Während die Zahl der Schweinegrippe-Erkrankten deutschlandweit bereits auf mehr als 17.000 angestiegen ist, gerät der Nachschub an antiviralen Medikamenten mittlerweile offenbar ins Stocken: Bereits seit vier Wochen kann der schweizerische Pharmakonzern Roche das Tamiflu-Pulver zur Herstellung einer Suspension nicht liefern. Das Fertigarzneimittel wird häufig bei Kindern eingesetzt, aber auch bei Erwachsenen, die Kapseln nicht schlucken können. Die Apotheker wollen nun durch die Herstellung von Rezepturen die Lücken des Lieferengpasses schließen.
„Momentan konzentrieren wir unsere Aktivitäten auf die Herstellung der Kapseln“, sagte ein Roche-Sprecher gegenüber APOTHEKE ADHOC. Als Gründe nannte er die längere Haltbarkeit sowie die weniger aufwendige Herstellung der Kapseln. Wann das Pulver wieder lieferbar sein wird, ist derzeit noch nicht klar: Es sei „noch in diesem Jahr“, nicht allerdings vor November, damit zu rechnen, so der Sprecher.
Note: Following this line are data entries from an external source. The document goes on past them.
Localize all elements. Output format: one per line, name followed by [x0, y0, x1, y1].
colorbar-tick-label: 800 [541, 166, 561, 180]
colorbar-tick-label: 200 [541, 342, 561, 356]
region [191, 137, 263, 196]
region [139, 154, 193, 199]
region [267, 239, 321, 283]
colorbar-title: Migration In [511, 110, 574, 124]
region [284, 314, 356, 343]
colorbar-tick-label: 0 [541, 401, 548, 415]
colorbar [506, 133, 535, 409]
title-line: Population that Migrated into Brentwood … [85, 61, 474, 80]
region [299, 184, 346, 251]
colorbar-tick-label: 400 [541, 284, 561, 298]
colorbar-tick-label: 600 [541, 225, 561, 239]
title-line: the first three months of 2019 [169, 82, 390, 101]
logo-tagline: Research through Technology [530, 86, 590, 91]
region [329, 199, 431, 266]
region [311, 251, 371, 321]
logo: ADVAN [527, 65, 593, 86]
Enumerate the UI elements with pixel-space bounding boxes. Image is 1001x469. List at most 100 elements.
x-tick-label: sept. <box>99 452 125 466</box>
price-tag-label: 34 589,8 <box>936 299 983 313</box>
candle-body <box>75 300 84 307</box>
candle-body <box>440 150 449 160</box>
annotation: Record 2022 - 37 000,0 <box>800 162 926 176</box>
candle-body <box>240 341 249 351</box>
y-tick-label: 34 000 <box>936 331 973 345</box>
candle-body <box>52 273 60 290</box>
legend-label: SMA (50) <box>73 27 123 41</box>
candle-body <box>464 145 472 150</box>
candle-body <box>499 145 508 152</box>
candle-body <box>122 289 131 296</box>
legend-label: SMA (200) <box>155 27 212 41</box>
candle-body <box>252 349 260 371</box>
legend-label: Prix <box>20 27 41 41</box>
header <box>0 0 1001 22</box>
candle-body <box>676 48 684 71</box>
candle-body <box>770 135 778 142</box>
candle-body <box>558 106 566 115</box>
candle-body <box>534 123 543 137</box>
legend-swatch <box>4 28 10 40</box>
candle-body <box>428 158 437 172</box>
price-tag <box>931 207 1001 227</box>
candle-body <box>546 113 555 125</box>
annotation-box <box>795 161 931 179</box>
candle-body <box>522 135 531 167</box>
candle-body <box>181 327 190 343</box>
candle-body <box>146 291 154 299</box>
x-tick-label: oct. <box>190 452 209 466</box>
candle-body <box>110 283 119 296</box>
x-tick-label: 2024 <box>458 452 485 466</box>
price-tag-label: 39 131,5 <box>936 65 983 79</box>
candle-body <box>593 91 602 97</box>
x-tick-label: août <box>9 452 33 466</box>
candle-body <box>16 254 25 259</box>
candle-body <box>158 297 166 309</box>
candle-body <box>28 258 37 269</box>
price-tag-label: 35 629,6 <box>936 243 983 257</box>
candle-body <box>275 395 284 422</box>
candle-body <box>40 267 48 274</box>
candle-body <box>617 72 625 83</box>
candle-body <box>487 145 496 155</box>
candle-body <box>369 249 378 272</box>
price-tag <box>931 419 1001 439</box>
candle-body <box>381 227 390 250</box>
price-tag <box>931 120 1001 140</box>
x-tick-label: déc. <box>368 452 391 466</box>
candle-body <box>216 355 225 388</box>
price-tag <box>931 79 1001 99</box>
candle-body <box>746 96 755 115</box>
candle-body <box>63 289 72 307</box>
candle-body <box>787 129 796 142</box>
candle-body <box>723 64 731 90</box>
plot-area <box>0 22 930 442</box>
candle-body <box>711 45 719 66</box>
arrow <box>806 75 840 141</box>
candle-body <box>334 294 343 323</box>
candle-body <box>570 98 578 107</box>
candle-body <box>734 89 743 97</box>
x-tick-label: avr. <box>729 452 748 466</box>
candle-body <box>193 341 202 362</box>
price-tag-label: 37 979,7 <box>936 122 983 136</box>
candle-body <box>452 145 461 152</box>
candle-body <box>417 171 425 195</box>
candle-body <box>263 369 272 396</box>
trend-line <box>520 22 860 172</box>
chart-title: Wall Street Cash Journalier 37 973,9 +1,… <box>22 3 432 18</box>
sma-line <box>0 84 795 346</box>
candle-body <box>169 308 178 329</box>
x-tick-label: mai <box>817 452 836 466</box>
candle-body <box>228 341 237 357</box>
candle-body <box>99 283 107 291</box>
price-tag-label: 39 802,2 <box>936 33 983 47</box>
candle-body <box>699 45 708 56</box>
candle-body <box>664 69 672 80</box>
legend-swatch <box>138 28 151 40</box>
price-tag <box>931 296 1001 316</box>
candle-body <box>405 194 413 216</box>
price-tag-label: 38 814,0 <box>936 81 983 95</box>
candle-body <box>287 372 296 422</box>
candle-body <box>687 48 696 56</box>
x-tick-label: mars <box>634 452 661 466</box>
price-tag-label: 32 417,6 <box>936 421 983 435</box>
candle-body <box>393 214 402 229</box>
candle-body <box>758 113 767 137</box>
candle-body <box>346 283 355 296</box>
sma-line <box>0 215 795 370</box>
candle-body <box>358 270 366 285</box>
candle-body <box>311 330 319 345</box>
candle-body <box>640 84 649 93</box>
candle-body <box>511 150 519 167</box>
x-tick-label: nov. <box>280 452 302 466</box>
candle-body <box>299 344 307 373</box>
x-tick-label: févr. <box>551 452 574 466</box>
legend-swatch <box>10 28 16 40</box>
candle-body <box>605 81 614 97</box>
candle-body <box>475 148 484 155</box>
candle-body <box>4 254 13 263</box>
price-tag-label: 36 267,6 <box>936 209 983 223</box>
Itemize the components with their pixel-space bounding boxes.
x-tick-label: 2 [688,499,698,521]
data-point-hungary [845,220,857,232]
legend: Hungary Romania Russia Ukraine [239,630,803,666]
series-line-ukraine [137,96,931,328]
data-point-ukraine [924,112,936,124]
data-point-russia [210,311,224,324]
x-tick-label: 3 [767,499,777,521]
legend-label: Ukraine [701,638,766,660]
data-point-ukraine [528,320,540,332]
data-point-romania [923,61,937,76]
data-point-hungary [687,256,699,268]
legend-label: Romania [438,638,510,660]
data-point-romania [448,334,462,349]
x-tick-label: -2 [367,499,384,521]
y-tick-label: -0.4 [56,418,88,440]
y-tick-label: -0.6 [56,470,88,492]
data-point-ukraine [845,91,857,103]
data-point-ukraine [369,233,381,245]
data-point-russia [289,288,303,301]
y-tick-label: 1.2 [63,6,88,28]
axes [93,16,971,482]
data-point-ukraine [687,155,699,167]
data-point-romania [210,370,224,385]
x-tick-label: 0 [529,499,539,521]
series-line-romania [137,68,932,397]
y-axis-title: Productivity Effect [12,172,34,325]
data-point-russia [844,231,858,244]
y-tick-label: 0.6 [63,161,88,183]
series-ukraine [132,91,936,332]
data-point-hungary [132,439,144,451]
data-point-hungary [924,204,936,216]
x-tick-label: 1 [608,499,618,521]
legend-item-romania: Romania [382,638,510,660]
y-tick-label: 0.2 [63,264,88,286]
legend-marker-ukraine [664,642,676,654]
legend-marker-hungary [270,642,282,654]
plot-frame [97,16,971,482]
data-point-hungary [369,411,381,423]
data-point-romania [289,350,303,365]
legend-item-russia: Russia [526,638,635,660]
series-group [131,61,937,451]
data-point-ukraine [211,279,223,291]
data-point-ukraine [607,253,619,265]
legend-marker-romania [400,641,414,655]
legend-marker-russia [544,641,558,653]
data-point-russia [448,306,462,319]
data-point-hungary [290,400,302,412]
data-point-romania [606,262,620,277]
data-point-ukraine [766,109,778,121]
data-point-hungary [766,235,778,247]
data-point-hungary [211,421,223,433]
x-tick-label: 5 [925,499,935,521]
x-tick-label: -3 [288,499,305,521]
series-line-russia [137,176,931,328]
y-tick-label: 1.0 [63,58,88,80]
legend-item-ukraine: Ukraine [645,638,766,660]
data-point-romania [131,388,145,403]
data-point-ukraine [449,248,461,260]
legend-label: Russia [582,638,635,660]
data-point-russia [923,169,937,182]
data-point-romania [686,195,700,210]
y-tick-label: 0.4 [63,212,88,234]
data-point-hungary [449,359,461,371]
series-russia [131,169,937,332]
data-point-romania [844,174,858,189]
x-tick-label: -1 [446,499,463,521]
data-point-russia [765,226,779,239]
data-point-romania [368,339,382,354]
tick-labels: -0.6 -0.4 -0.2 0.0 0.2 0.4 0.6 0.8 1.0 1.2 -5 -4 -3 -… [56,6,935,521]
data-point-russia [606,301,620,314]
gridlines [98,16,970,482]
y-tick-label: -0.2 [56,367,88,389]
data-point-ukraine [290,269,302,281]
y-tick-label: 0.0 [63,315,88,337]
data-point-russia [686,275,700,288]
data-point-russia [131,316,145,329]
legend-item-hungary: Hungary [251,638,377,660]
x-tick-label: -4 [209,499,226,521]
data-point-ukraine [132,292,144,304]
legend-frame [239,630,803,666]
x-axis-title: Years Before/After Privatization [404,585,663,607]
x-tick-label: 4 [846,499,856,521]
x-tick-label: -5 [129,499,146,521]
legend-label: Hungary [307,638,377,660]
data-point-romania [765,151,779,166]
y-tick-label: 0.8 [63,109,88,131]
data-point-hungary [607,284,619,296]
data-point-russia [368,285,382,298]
Bis dahin sollen sich die Patienten offenbar selbst helfen. Laut Sprecher können die Kapseln geöffnet werden. Für Kinder - bei denen je nach Körpergewicht 30 bis 60 Milligramm Oseltamivir indiziert sind - könne der Kapselinhalt dann entsprechend verdünnt werden.
Die Gebrauchsinformation der Tamiflu-Kapseln weist aus, was zu tun ist, „wenn eine orale Suspension von Tamiflu nicht verfügbar ist“: Demnach soll der Inhalt einer 75 Milligramm-Kapsel in eine Schale entleert werden. Anschließend sollen 5 Milliliter Wasser dazugegeben werden. Je nach Dosierung soll der Anwender zwei, drei oder vier Milligramm mit einer Spritze aufziehen und diese Dosis dem Kind nach der Mischung mit einem gesüßtem Lebensmittel verabreichen.
Kinderärzte bezweifeln indes, dass alle Eltern diese komplexe Anweisung befolgen können. „Die eigene Herstellung der Dosis kann man von keiner Mutter verlangen“, sagte Professor Dr. Reinhard Berner, Leitender Oberarzt des Zentrums für Kinder- und Jugendmedizin am Universitätsklinikum Freiburg gegenüber APOTHEKE ADHOC. Die Anfertigung von Rezepturen sieht der Kinderarzt als sicherere Alternative: „Die Herstellung gehört in die Apotheke“, so Berner.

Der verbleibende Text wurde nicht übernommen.